Q. My next question was going to be how can we all be as inspiring as Olympic athletes? I guess the answer would be to recognize that we have that ability within ourselves.
A. Right, and to broaden our perspective. To put our best foot forward in whatever living a gold medal life means to us. So many of us get caught up in benchmarking ourselves against others but what we need to remember is that we are all unique and my gold medal life is going to be different from your gold medal life. The most profound responsibility that we have is to honour our definition of what a gold medal life means to us. That’s our value system. So, who am I? What do I stand for? What drives me? And, in the day-to-day, honour those decisions. Those small decisions culminate in each of us having the ability to have a gold medal life, and a gold medal moment.
Q. What was the response to the training?
A. Each person responds differently. But I think for the athletes in particular it was the idea that it’s much bigger than that podium moment. We all remember Alex Bilodeau and the skiing and that incredible moment with his brother. One of the things that defined a gold medal life for him was how he treated his brother. The respect, love and honour that he showed his brother, that was just as inspirational for the country as how he performed on the ski hill.
Q. You were training the athletes but did you learn anything from them in the process?

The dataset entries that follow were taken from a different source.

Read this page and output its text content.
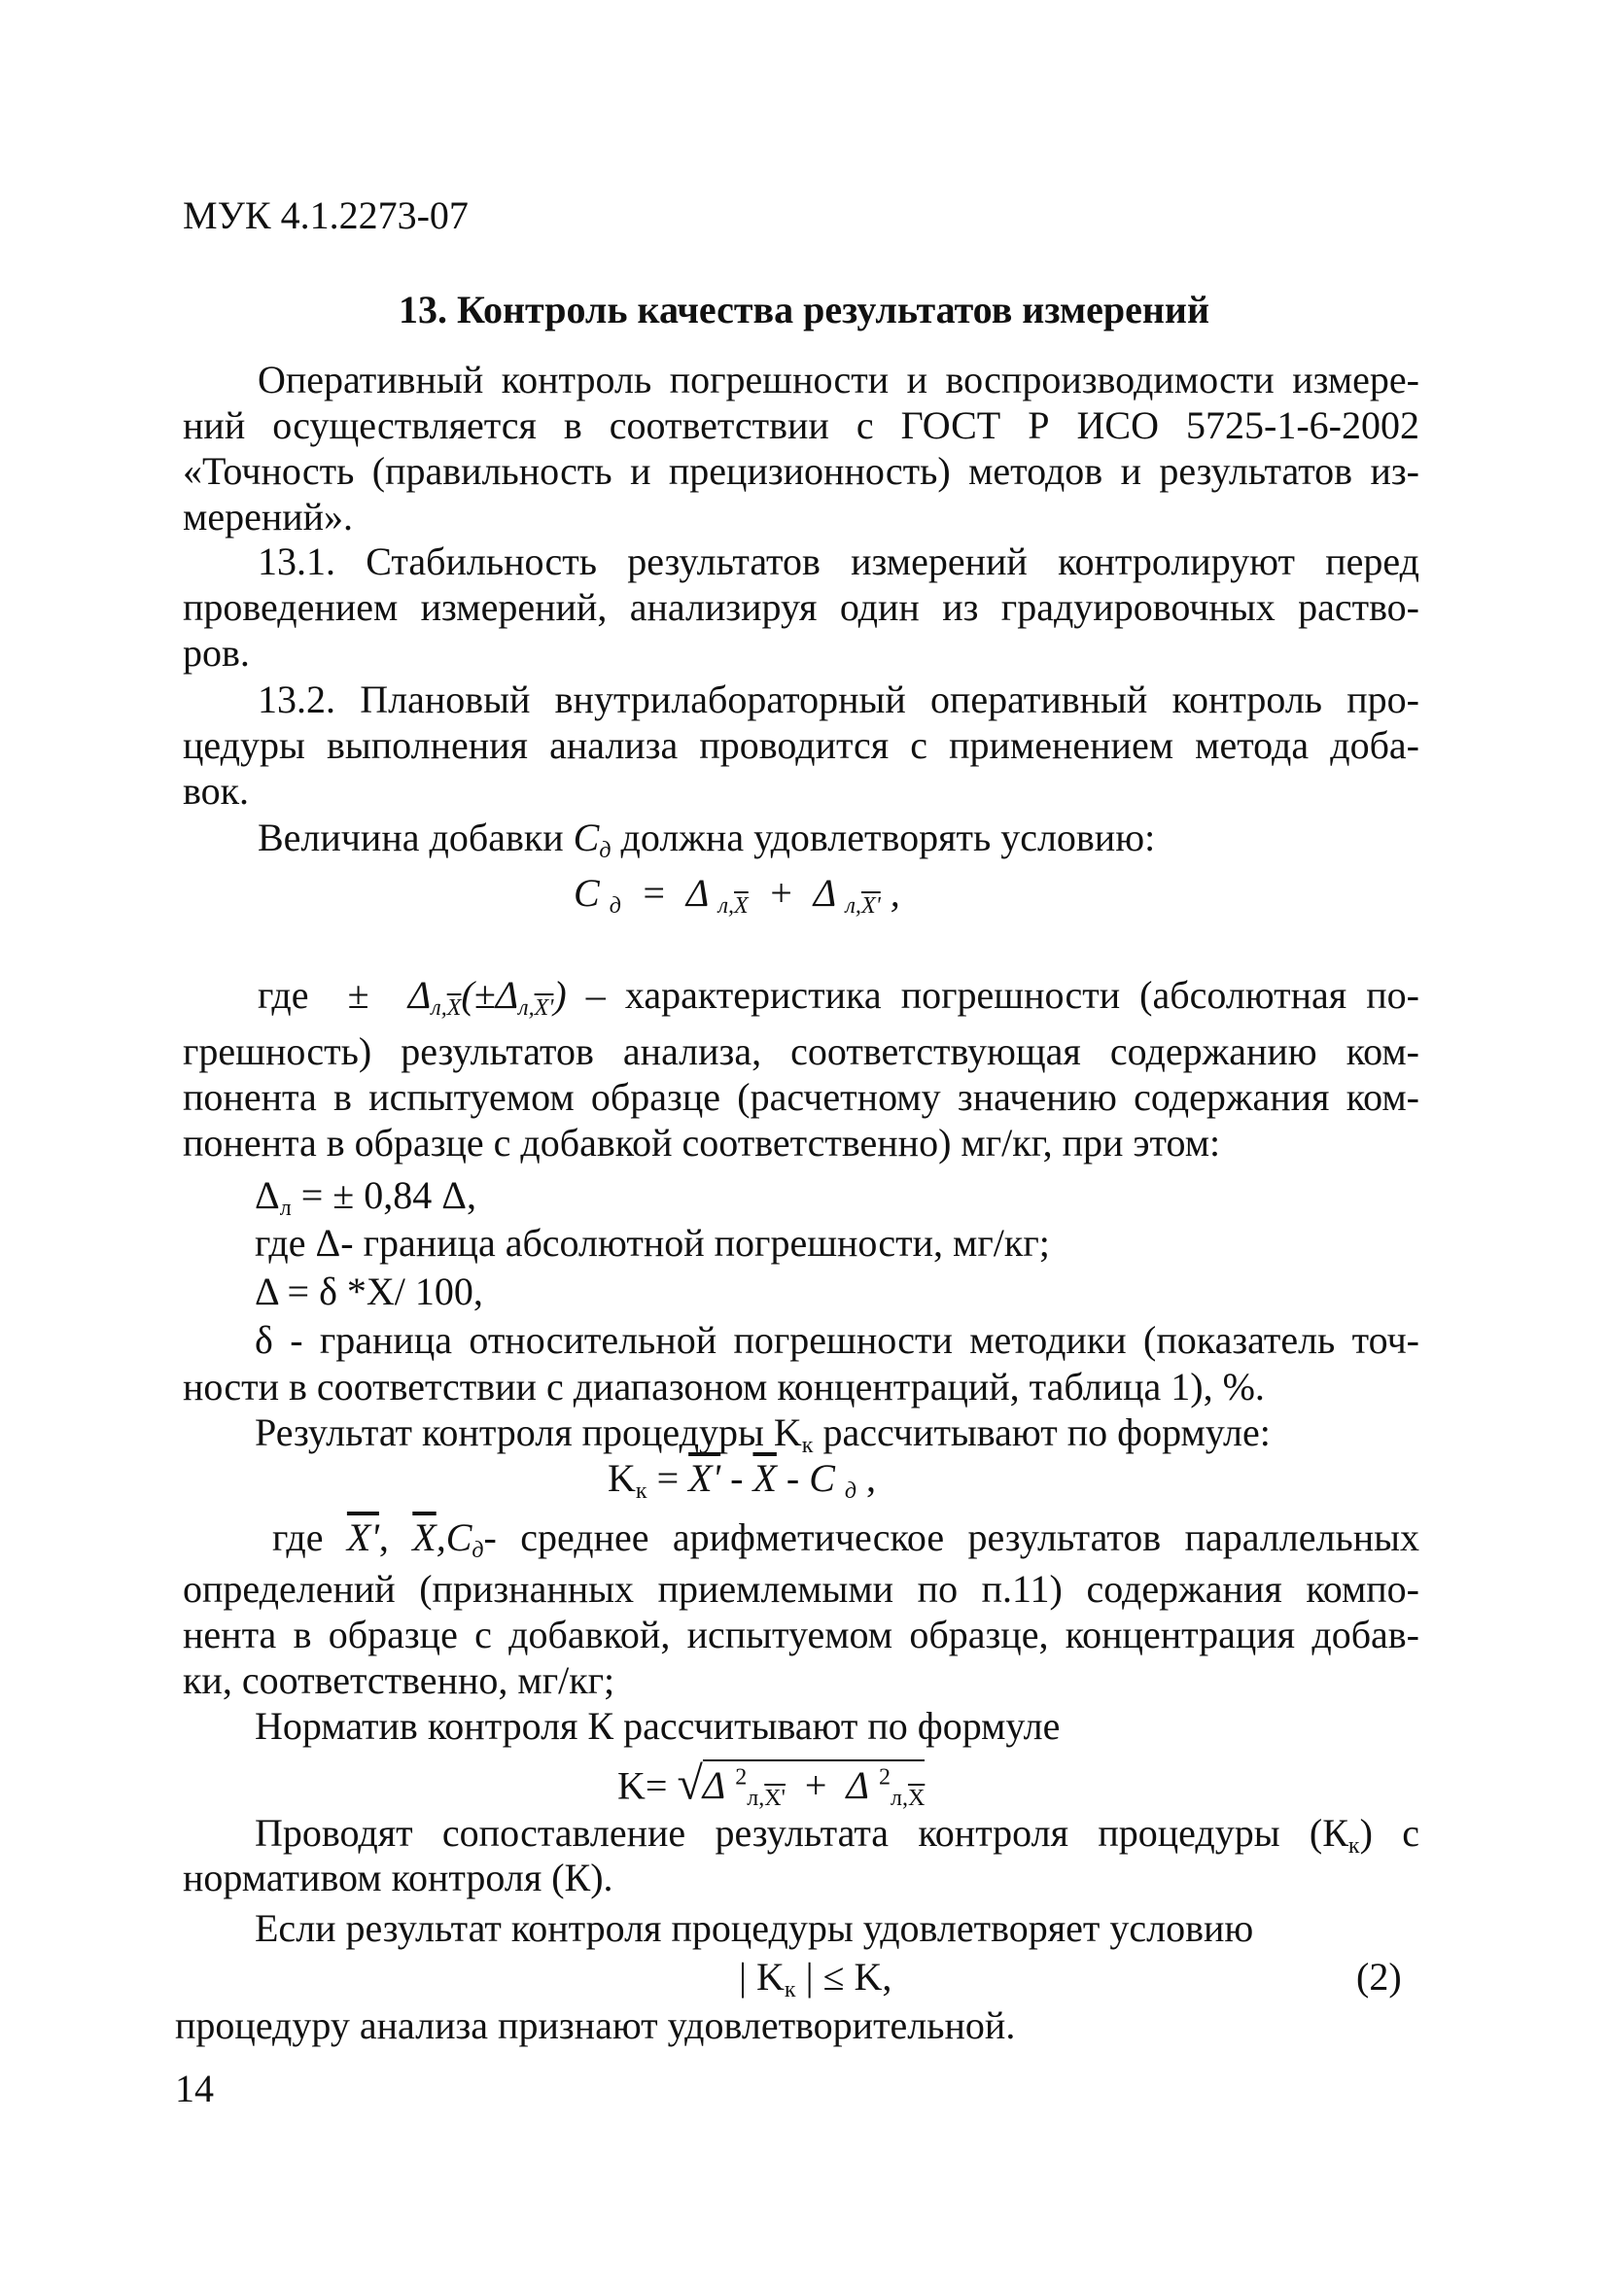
МУК 4.1.2273-07
13. Контроль качества результатов измерений
Оперативный контроль погрешности и воспроизводимости измере-
ний осуществляется в соответствии с ГОСТ Р ИСО 5725-1-6-2002
«Точность (правильность и прецизионность) методов и результатов из-
мерений».
13.1. Стабильность результатов измерений контролируют перед
проведением измерений, анализируя один из градуировочных раство-
ров.
13.2. Плановый внутрилабораторный оперативный контроль про-
цедуры выполнения анализа проводится с применением метода доба-
вок.
Величина добавки $C_д$ должна удовлетворять условию:
C $_д$  =  Δ $_{л,\overline{X}}$  +  Δ $_{л,X'}$ ,
где  ±  $\Delta_{л,\overline{X}}(\pm\Delta_{л,X'})$ – характеристика погрешности (абсолютная по-
грешность) результатов анализа, соответствующая содержанию ком-
понента в испытуемом образце (расчетному значению содержания ком-
понента в образце с добавкой соответственно) мг/кг, при этом:
$\Delta_л$ = ± 0,84 Δ,
где Δ- граница абсолютной погрешности, мг/кг;
Δ = δ *X/ 100,
δ - граница относительной погрешности методики (показатель точ-
ности в соответствии с диапазоном концентраций, таблица 1), %.
Результат контроля процедуры $K_к$ рассчитывают по формуле:
$K_к = X' - \overline{X} - C$ $_д$ ,
где X', $\overline{X},C_д-$ среднее арифметическое результатов параллельных
определений (признанных приемлемыми по п.11) содержания компо-
нента в образце с добавкой, испытуемом образце, концентрация добав-
ки, соответственно, мг/кг;
Норматив контроля К рассчитывают по формуле
K= √Δ $^2_{л,X'}$  +  Δ $^2_{л,\overline{X}}$
Проводят сопоставление результата контроля процедуры $(К_к)$ с
нормативом контроля (К).
Если результат контроля процедуры удовлетворяет условию
| $K_к$ | ≤ K,	(2)
процедуру анализа признают удовлетворительной.
14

A. It intensified my belief and understanding of what having a very specific and focused idea of success can do. The more focus you bring to your idea of success, the more powerful it is. For our athletes, it’s very defined. They think about what it’s going to be like to stand on that podium. What it’s going to be like to hear our national anthem. What it’s going to be like to wave to all of the Canadian flags in the crowd. What it’s going to be like to talk to their family about how they are the best in the world. Their relentless focus in all aspects of their life really drove home the power of having a vision and living that vision every day. And what was incredible about these athletes, in conjunction with their coaches because their support network really allows them to be who they are, they create this vision of what they want to do and then they surround themselves with people who enable them to do that. I think that’s important. We need teams to help us be successful. If we want to be spectacular we need to create a team that supports that vision. We don't do it alone.